Jamie Gillan Greene (born 19 March 1980) is a Scottish politician who served as a Member of the Scottish Parliament (MSP) for the West Scotland region from 2016 to 2026. Now a Liberal Democrat, Greene was a member of the Scottish Conservatives until April 2025.

== Early life and career ==
Greene was born in Greenock, Inverclyde, and holds dual British and Canadian citizenship. He was educated at James Watt College in the town. Prior to his election he worked in the broadcast, media and digital technology industries, most recently as head of UK Business development for the multinational broadcast network Viacom International.

== Political career ==
In the 2015 United Kingdom general election, Greene stood for the UK Parliament as the Conservative candidate for North Ayrshire and Arran where he came third.
===Member of the Scottish Parliament===
In 2016, Greene stood for the Scottish Parliament as the Conservative candidate for the Cunninghame North constituency where he came second, then as second on the West Scotland regional list for the Scottish Conservatives. He stood again in 2021, achieving 10,451 votes, an increase of 3.5% from the 2016 election, though failed to be elected. He was instead reelected on the West Scotland regional list.

Greene was appointed as Shadow Cabinet Secretary for Justice in the current term of Parliament, later replaced by Russell Findlay in a reshuffle, and previously served as Shadow Cabinet Secretary for Education and Skills and Shadow Cabinet Secretary for Transport, Infrastructure and Connectivity.

He is Deputy Convenor of the Public Audit Committee and Deputy Chair of the Scottish Commission for Public Audit, a non-parliamentary board which oversees Audit Scotland.

Prior to this he held roles as the Scottish Conservative spokesperson for transport and infrastructure, technology, connectivity and the digital economy as well as digital broadcasting. He sat on the Education and Skills committee having previously sat on the Rural Economy and Connectivity Committee, the Equalities and Human Rights and Culture, Tourism, Europe and External Affairs Committees respectively of the Scottish Parliament.

After his election in Term 5 of the Scottish Parliament (2016–21) he also instigated and was Co-Convenor of the Scottish Parliaments' first Cross-Party-Group (CPG) on LGBTI+ issues. He is also Convenor of the CPG on Taiwan. An active member of the Commonwealth Parliamentary Association (CPA) he has represented the Scottish Parliament on a number of engagements serving in parliamentary training and election monitoring and observing functions.

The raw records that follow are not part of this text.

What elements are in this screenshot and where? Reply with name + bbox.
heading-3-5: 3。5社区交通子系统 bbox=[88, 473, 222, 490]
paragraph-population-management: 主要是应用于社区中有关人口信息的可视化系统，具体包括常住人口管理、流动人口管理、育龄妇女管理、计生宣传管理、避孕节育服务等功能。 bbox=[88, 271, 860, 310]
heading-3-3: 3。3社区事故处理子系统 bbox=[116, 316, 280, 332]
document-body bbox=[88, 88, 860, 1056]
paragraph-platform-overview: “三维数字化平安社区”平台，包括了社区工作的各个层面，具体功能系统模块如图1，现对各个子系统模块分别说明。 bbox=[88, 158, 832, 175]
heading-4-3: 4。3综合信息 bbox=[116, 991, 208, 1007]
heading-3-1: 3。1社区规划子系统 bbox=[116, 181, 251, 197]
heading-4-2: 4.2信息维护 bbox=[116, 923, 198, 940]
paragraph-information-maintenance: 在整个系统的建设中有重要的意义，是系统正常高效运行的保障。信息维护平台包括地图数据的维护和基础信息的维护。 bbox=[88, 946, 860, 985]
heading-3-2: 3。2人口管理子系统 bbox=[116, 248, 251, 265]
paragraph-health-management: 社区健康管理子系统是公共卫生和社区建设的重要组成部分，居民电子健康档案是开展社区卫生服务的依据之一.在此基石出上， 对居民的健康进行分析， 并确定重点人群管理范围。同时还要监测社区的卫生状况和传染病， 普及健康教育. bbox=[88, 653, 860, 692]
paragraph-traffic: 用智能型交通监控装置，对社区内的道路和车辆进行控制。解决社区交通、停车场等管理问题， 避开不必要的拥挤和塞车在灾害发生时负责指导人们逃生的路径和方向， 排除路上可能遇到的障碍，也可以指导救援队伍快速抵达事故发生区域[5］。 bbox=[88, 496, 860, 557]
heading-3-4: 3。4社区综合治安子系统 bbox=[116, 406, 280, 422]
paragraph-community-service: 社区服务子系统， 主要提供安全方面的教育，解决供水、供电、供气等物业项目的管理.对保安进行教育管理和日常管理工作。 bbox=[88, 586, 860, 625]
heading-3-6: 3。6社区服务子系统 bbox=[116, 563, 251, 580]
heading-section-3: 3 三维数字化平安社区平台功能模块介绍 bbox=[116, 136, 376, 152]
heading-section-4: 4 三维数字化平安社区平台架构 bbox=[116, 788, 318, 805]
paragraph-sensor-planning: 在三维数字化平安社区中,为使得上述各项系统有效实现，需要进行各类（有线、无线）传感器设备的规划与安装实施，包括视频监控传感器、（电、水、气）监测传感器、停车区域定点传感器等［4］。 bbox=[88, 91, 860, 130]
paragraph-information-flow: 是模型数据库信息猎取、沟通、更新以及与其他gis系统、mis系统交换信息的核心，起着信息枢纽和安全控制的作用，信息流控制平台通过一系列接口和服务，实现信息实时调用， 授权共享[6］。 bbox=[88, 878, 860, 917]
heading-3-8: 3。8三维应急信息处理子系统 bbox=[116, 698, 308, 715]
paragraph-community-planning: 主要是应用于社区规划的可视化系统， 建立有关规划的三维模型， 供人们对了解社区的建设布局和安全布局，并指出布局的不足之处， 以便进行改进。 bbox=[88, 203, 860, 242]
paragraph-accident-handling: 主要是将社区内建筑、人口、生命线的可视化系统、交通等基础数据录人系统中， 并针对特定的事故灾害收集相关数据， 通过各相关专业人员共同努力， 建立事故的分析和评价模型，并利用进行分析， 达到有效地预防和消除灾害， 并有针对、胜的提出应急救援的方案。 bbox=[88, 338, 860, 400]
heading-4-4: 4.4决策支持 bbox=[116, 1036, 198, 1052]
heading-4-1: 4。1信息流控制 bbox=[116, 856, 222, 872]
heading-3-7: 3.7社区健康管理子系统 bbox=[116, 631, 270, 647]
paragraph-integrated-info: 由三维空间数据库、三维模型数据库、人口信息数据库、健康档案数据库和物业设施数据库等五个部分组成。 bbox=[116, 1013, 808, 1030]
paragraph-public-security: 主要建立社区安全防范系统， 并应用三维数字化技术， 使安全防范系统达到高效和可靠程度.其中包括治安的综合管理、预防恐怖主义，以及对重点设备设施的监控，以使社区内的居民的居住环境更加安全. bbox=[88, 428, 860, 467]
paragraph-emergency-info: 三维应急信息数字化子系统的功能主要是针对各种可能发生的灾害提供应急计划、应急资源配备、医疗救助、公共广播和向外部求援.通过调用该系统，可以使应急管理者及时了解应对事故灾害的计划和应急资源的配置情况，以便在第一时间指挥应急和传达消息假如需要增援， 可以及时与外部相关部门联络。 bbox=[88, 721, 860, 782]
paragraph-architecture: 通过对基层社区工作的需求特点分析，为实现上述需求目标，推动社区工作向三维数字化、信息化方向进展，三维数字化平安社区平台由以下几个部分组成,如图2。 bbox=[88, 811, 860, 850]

Greene initially expressed an interest in standing for the 2020 Scottish Conservative & Unionist Party Leadership Election, but announced in January 2020 that he was dropping-out to support incumbent acting-leader Jackson Carlaw who was later replaced by Douglas Ross.

Greene announced that he would run in the Scottish Conservative Leadership election to replace Douglas Ross, who announced he would stand down after the 2024 General Election. Greene removed himself from the leadership contest prior to nominations closing and subsequently endorsed Murdo Fraser for the leadership.
====Resignation from the Conservatives and subsequent activity====
On 3 April 2025, Greene left the Conservative Party in protest of Russell Findlay's leadership, claiming the party had adopted a "Reform-esque agenda" and "Trump-esque narrative" under Findlay that risked marginalising the party as it abandoned the centre ground. The next day, Greene joined the Scottish Liberal Democrats. He was later appointed front-bench spokesperson for Finance and the Economy for the Liberal Democrats.

Greene sought election in the 2026 Scottish Parliament election. In October 2025, he was selected as the Liberal Democrat candidate for Inverclyde.
On the regional list, Greene was placed second.

== Personal life ==
Greene is openly gay and heads Holyrood's LGBT+ Cross Party Group.

In his leisure time he has a keen interest in languages, music and for silversmithery.